Ce type d’investissement s’inscrit dans une tendance lourde : les entreprises consacrent des milliards aux centres de données afin d’alimenter les services d’IA générative . Pour les modèles d’IA les plus avancés, l’accès à la puissance de calcul n’est plus un simple sujet technique ; c’est devenu un facteur stratégique.
La France cherche depuis plusieurs années à se positionner comme un terrain d’accueil pour les infrastructures d’IA. Dans un document de stratégie consacré à l’intelligence artificielle, les autorités françaises mettent en avant plusieurs atouts : une électricité décarbonée, abondante et stable, un réseau à haute tension en expansion, ainsi que des sites adaptés aux projets de centres de données .
Ces éléments comptent particulièrement pour l’IA, car les grands data centers ont besoin d’un accès fiable à de très importants volumes d’électricité. L’argument français est donc double : fournir de la puissance disponible, tout en s’appuyant sur un mix électrique moins carboné que celui de nombreux marchés plus dépendants des énergies fossiles .

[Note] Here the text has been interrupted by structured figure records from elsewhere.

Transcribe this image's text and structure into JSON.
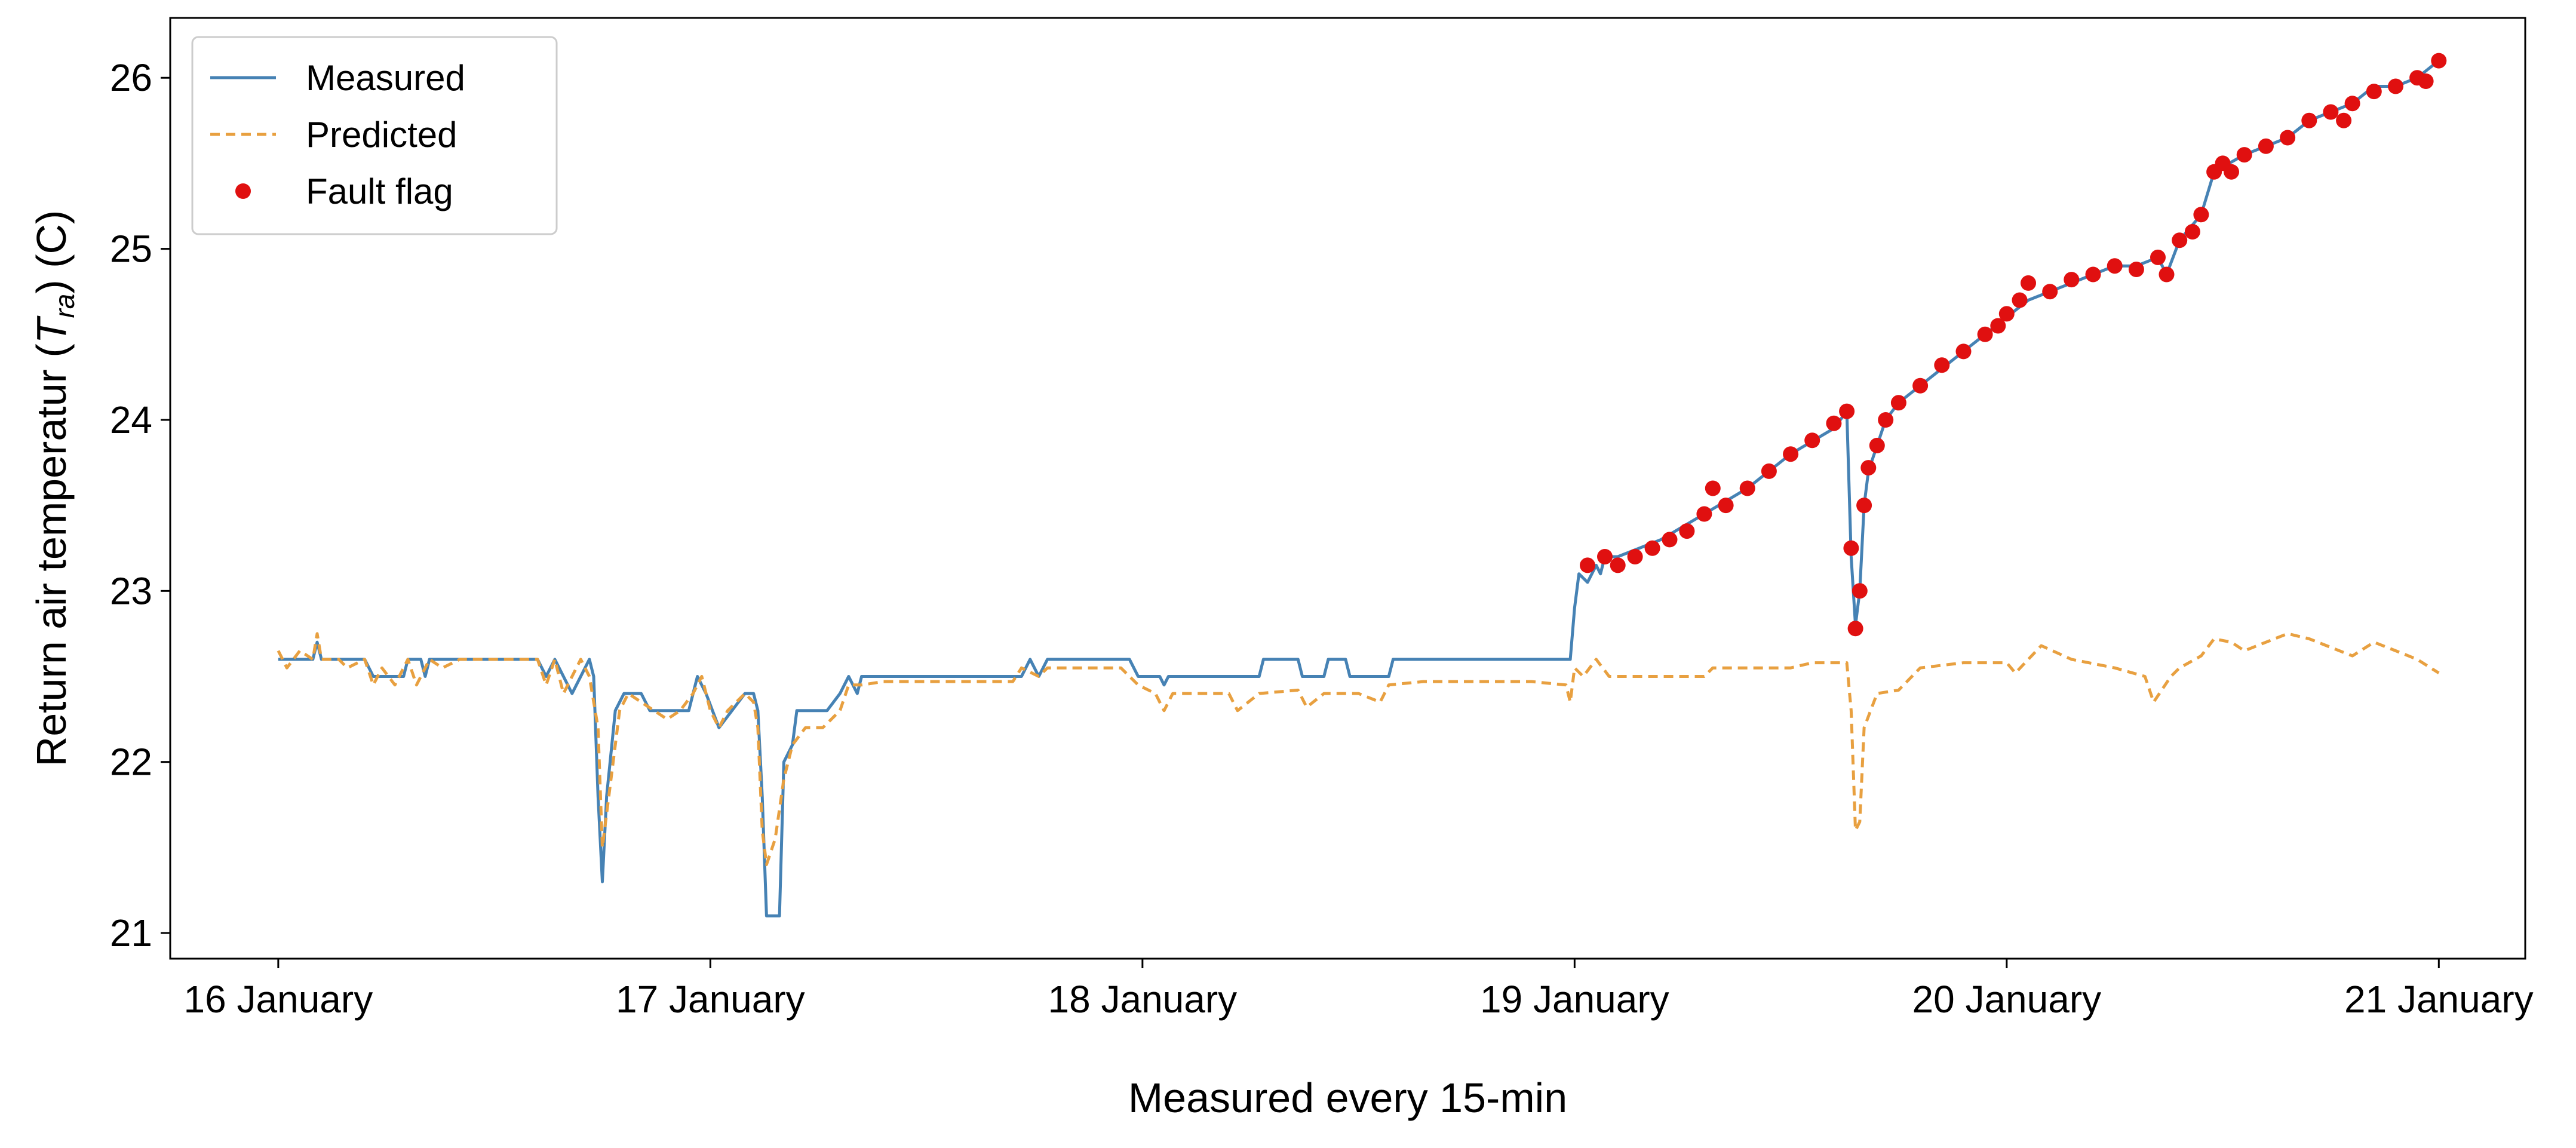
{
  "chart_data": {
    "type": "line",
    "xlabel": "Measured every 15-min",
    "ylabel": {
      "prefix": "Return air temperatur (",
      "var": "T",
      "sub": "ra",
      "suffix": ") (C)"
    },
    "xlim": [
      -0.25,
      5.2
    ],
    "ylim": [
      20.85,
      26.35
    ],
    "x_ticks": [
      {
        "value": 0,
        "label": "16 January"
      },
      {
        "value": 1,
        "label": "17 January"
      },
      {
        "value": 2,
        "label": "18 January"
      },
      {
        "value": 3,
        "label": "19 January"
      },
      {
        "value": 4,
        "label": "20 January"
      },
      {
        "value": 5,
        "label": "21 January"
      }
    ],
    "y_ticks": [
      {
        "value": 21,
        "label": "21"
      },
      {
        "value": 22,
        "label": "22"
      },
      {
        "value": 23,
        "label": "23"
      },
      {
        "value": 24,
        "label": "24"
      },
      {
        "value": 25,
        "label": "25"
      },
      {
        "value": 26,
        "label": "26"
      }
    ],
    "grid": false,
    "legend_position": "top-left",
    "series": [
      {
        "name": "Measured",
        "style": "line",
        "color": "#4682B4",
        "points": [
          [
            0,
            22.6
          ],
          [
            0.08,
            22.6
          ],
          [
            0.09,
            22.7
          ],
          [
            0.1,
            22.6
          ],
          [
            0.2,
            22.6
          ],
          [
            0.22,
            22.5
          ],
          [
            0.29,
            22.5
          ],
          [
            0.3,
            22.6
          ],
          [
            0.33,
            22.6
          ],
          [
            0.34,
            22.5
          ],
          [
            0.35,
            22.6
          ],
          [
            0.6,
            22.6
          ],
          [
            0.62,
            22.5
          ],
          [
            0.64,
            22.6
          ],
          [
            0.66,
            22.5
          ],
          [
            0.68,
            22.4
          ],
          [
            0.7,
            22.5
          ],
          [
            0.72,
            22.6
          ],
          [
            0.73,
            22.5
          ],
          [
            0.74,
            21.8
          ],
          [
            0.75,
            21.3
          ],
          [
            0.76,
            21.8
          ],
          [
            0.78,
            22.3
          ],
          [
            0.8,
            22.4
          ],
          [
            0.84,
            22.4
          ],
          [
            0.86,
            22.3
          ],
          [
            0.9,
            22.3
          ],
          [
            0.95,
            22.3
          ],
          [
            0.97,
            22.5
          ],
          [
            0.99,
            22.4
          ],
          [
            1.02,
            22.2
          ],
          [
            1.05,
            22.3
          ],
          [
            1.08,
            22.4
          ],
          [
            1.1,
            22.4
          ],
          [
            1.11,
            22.3
          ],
          [
            1.12,
            21.8
          ],
          [
            1.13,
            21.1
          ],
          [
            1.16,
            21.1
          ],
          [
            1.17,
            22
          ],
          [
            1.19,
            22.1
          ],
          [
            1.2,
            22.3
          ],
          [
            1.27,
            22.3
          ],
          [
            1.3,
            22.4
          ],
          [
            1.32,
            22.5
          ],
          [
            1.34,
            22.4
          ],
          [
            1.35,
            22.5
          ],
          [
            1.72,
            22.5
          ],
          [
            1.74,
            22.6
          ],
          [
            1.76,
            22.5
          ],
          [
            1.78,
            22.6
          ],
          [
            1.97,
            22.6
          ],
          [
            1.99,
            22.5
          ],
          [
            2.04,
            22.5
          ],
          [
            2.05,
            22.45
          ],
          [
            2.06,
            22.5
          ],
          [
            2.27,
            22.5
          ],
          [
            2.28,
            22.6
          ],
          [
            2.36,
            22.6
          ],
          [
            2.37,
            22.5
          ],
          [
            2.42,
            22.5
          ],
          [
            2.43,
            22.6
          ],
          [
            2.47,
            22.6
          ],
          [
            2.48,
            22.5
          ],
          [
            2.57,
            22.5
          ],
          [
            2.58,
            22.6
          ],
          [
            2.99,
            22.6
          ],
          [
            3,
            22.9
          ],
          [
            3.01,
            23.1
          ],
          [
            3.03,
            23.05
          ],
          [
            3.05,
            23.15
          ],
          [
            3.06,
            23.1
          ],
          [
            3.07,
            23.2
          ],
          [
            3.1,
            23.2
          ],
          [
            3.2,
            23.3
          ],
          [
            3.3,
            23.45
          ],
          [
            3.4,
            23.6
          ],
          [
            3.5,
            23.8
          ],
          [
            3.6,
            23.95
          ],
          [
            3.63,
            24.05
          ],
          [
            3.64,
            23.2
          ],
          [
            3.65,
            22.8
          ],
          [
            3.66,
            23
          ],
          [
            3.67,
            23.5
          ],
          [
            3.68,
            23.7
          ],
          [
            3.7,
            23.85
          ],
          [
            3.72,
            24
          ],
          [
            3.75,
            24.1
          ],
          [
            3.8,
            24.2
          ],
          [
            3.85,
            24.3
          ],
          [
            3.9,
            24.4
          ],
          [
            4,
            24.6
          ],
          [
            4.05,
            24.7
          ],
          [
            4.1,
            24.75
          ],
          [
            4.2,
            24.85
          ],
          [
            4.25,
            24.9
          ],
          [
            4.3,
            24.9
          ],
          [
            4.35,
            24.95
          ],
          [
            4.37,
            24.85
          ],
          [
            4.4,
            25.05
          ],
          [
            4.45,
            25.2
          ],
          [
            4.48,
            25.45
          ],
          [
            4.55,
            25.55
          ],
          [
            4.65,
            25.65
          ],
          [
            4.7,
            25.75
          ],
          [
            4.75,
            25.8
          ],
          [
            4.8,
            25.85
          ],
          [
            4.85,
            25.95
          ],
          [
            4.9,
            25.95
          ],
          [
            4.95,
            26
          ],
          [
            5,
            26.1
          ]
        ]
      },
      {
        "name": "Predicted",
        "style": "dashed",
        "color": "#E8A040",
        "points": [
          [
            0,
            22.65
          ],
          [
            0.02,
            22.55
          ],
          [
            0.05,
            22.65
          ],
          [
            0.08,
            22.6
          ],
          [
            0.09,
            22.75
          ],
          [
            0.1,
            22.6
          ],
          [
            0.14,
            22.6
          ],
          [
            0.16,
            22.55
          ],
          [
            0.2,
            22.6
          ],
          [
            0.22,
            22.45
          ],
          [
            0.24,
            22.55
          ],
          [
            0.27,
            22.45
          ],
          [
            0.3,
            22.6
          ],
          [
            0.32,
            22.45
          ],
          [
            0.35,
            22.6
          ],
          [
            0.38,
            22.55
          ],
          [
            0.42,
            22.6
          ],
          [
            0.6,
            22.6
          ],
          [
            0.62,
            22.45
          ],
          [
            0.64,
            22.6
          ],
          [
            0.66,
            22.4
          ],
          [
            0.68,
            22.5
          ],
          [
            0.7,
            22.6
          ],
          [
            0.72,
            22.5
          ],
          [
            0.74,
            22.2
          ],
          [
            0.75,
            21.5
          ],
          [
            0.77,
            21.9
          ],
          [
            0.79,
            22.3
          ],
          [
            0.81,
            22.4
          ],
          [
            0.84,
            22.35
          ],
          [
            0.87,
            22.3
          ],
          [
            0.9,
            22.25
          ],
          [
            0.93,
            22.3
          ],
          [
            0.96,
            22.4
          ],
          [
            0.98,
            22.5
          ],
          [
            1,
            22.3
          ],
          [
            1.02,
            22.2
          ],
          [
            1.04,
            22.3
          ],
          [
            1.08,
            22.4
          ],
          [
            1.1,
            22.35
          ],
          [
            1.11,
            22.2
          ],
          [
            1.12,
            21.6
          ],
          [
            1.13,
            21.4
          ],
          [
            1.15,
            21.55
          ],
          [
            1.17,
            21.9
          ],
          [
            1.19,
            22.1
          ],
          [
            1.22,
            22.2
          ],
          [
            1.26,
            22.2
          ],
          [
            1.3,
            22.3
          ],
          [
            1.32,
            22.45
          ],
          [
            1.35,
            22.45
          ],
          [
            1.4,
            22.47
          ],
          [
            1.5,
            22.47
          ],
          [
            1.7,
            22.47
          ],
          [
            1.72,
            22.55
          ],
          [
            1.76,
            22.5
          ],
          [
            1.78,
            22.55
          ],
          [
            1.95,
            22.55
          ],
          [
            1.99,
            22.45
          ],
          [
            2.03,
            22.4
          ],
          [
            2.05,
            22.3
          ],
          [
            2.07,
            22.4
          ],
          [
            2.2,
            22.4
          ],
          [
            2.22,
            22.3
          ],
          [
            2.27,
            22.4
          ],
          [
            2.36,
            22.42
          ],
          [
            2.38,
            22.32
          ],
          [
            2.42,
            22.4
          ],
          [
            2.5,
            22.4
          ],
          [
            2.55,
            22.35
          ],
          [
            2.57,
            22.45
          ],
          [
            2.65,
            22.47
          ],
          [
            2.9,
            22.47
          ],
          [
            2.98,
            22.45
          ],
          [
            2.99,
            22.35
          ],
          [
            3,
            22.55
          ],
          [
            3.02,
            22.5
          ],
          [
            3.05,
            22.6
          ],
          [
            3.08,
            22.5
          ],
          [
            3.15,
            22.5
          ],
          [
            3.3,
            22.5
          ],
          [
            3.32,
            22.55
          ],
          [
            3.5,
            22.55
          ],
          [
            3.55,
            22.58
          ],
          [
            3.63,
            22.58
          ],
          [
            3.64,
            22.3
          ],
          [
            3.65,
            21.6
          ],
          [
            3.66,
            21.65
          ],
          [
            3.67,
            22.2
          ],
          [
            3.7,
            22.4
          ],
          [
            3.75,
            22.42
          ],
          [
            3.8,
            22.55
          ],
          [
            3.9,
            22.58
          ],
          [
            4,
            22.58
          ],
          [
            4.02,
            22.52
          ],
          [
            4.05,
            22.6
          ],
          [
            4.08,
            22.68
          ],
          [
            4.15,
            22.6
          ],
          [
            4.25,
            22.55
          ],
          [
            4.32,
            22.5
          ],
          [
            4.34,
            22.35
          ],
          [
            4.38,
            22.5
          ],
          [
            4.4,
            22.55
          ],
          [
            4.45,
            22.62
          ],
          [
            4.48,
            22.72
          ],
          [
            4.52,
            22.7
          ],
          [
            4.55,
            22.65
          ],
          [
            4.6,
            22.7
          ],
          [
            4.65,
            22.75
          ],
          [
            4.7,
            22.72
          ],
          [
            4.75,
            22.67
          ],
          [
            4.8,
            22.62
          ],
          [
            4.85,
            22.7
          ],
          [
            4.9,
            22.65
          ],
          [
            4.95,
            22.6
          ],
          [
            5,
            22.52
          ]
        ]
      },
      {
        "name": "Fault flag",
        "style": "markers",
        "color": "#E01010",
        "points": [
          [
            3.03,
            23.15
          ],
          [
            3.07,
            23.2
          ],
          [
            3.1,
            23.15
          ],
          [
            3.14,
            23.2
          ],
          [
            3.18,
            23.25
          ],
          [
            3.22,
            23.3
          ],
          [
            3.26,
            23.35
          ],
          [
            3.3,
            23.45
          ],
          [
            3.32,
            23.6
          ],
          [
            3.35,
            23.5
          ],
          [
            3.4,
            23.6
          ],
          [
            3.45,
            23.7
          ],
          [
            3.5,
            23.8
          ],
          [
            3.55,
            23.88
          ],
          [
            3.6,
            23.98
          ],
          [
            3.63,
            24.05
          ],
          [
            3.64,
            23.25
          ],
          [
            3.65,
            22.78
          ],
          [
            3.66,
            23
          ],
          [
            3.67,
            23.5
          ],
          [
            3.68,
            23.72
          ],
          [
            3.7,
            23.85
          ],
          [
            3.72,
            24
          ],
          [
            3.75,
            24.1
          ],
          [
            3.8,
            24.2
          ],
          [
            3.85,
            24.32
          ],
          [
            3.9,
            24.4
          ],
          [
            3.95,
            24.5
          ],
          [
            3.98,
            24.55
          ],
          [
            4,
            24.62
          ],
          [
            4.03,
            24.7
          ],
          [
            4.05,
            24.8
          ],
          [
            4.1,
            24.75
          ],
          [
            4.15,
            24.82
          ],
          [
            4.2,
            24.85
          ],
          [
            4.25,
            24.9
          ],
          [
            4.3,
            24.88
          ],
          [
            4.35,
            24.95
          ],
          [
            4.37,
            24.85
          ],
          [
            4.4,
            25.05
          ],
          [
            4.43,
            25.1
          ],
          [
            4.45,
            25.2
          ],
          [
            4.48,
            25.45
          ],
          [
            4.5,
            25.5
          ],
          [
            4.52,
            25.45
          ],
          [
            4.55,
            25.55
          ],
          [
            4.6,
            25.6
          ],
          [
            4.65,
            25.65
          ],
          [
            4.7,
            25.75
          ],
          [
            4.75,
            25.8
          ],
          [
            4.78,
            25.75
          ],
          [
            4.8,
            25.85
          ],
          [
            4.85,
            25.92
          ],
          [
            4.9,
            25.95
          ],
          [
            4.95,
            26
          ],
          [
            4.97,
            25.98
          ],
          [
            5,
            26.1
          ]
        ]
      }
    ]
  }
}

La France associe aussi cet argument énergétique à une politique industrielle. Le même document évoque le renforcement des infrastructures publiques de calcul et le soutien à l’innovation via les programmes France 2030 . Pour un investisseur majeur, l’intérêt potentiel ne se limite donc pas au prix ou à la disponibilité de l’électricité : il tient aussi à l’accès au foncier, au réseau, aux capacités de calcul et à un cadre public favorable à l’IA.
L’intérêt attribué à SoftBank ne surgirait pas dans le vide. En février 2025, TechCrunch rapportait que les investissements dans l’écosystème français de l’IA atteignaient 85 milliards de dollars, notamment après l’annonce par Brookfield d’un engagement de 20 milliards d’euros d’ici 2030 dans des projets d’IA en France, dont la majorité devait aller à des centres de données spécialisés .
TechCrunch, citant La Tribune Dimanche, indiquait aussi qu’environ 15 milliards d’euros du plan de Brookfield devaient soutenir un grand centre de données à Cambrai, dans le Nord, avec une capacité pouvant atteindre un gigawatt .
Dans ce contexte, un éventuel projet de SoftBank aurait une portée stratégique : il associerait l’un des investisseurs les plus offensifs de l’IA à un pays qui tente de transformer son électricité bas carbone, son réseau et son soutien public en avantage compétitif pour le calcul à grande échelle.
La question décisive est simple : les discussions déboucheront-elles sur une annonce formelle, et à quelle échelle ? La nuance entre « jusqu’à 100 milliards de dollars » et un investissement effectivement engagé est majeure. Pour l’instant, les rapports évoquent un projet possible, pas un accord définitif .
Si une annonce intervient, les détails les plus importants seront la localisation, les besoins électriques, le calendrier de raccordement au réseau, la structure de financement et l’éventuelle implication des programmes publics français. Ce sont ces paramètres qui diront si l’idée devient l’un des grands chantiers européens de l’infrastructure IA — ou si elle reste, pour l’instant, une ambition en discussion.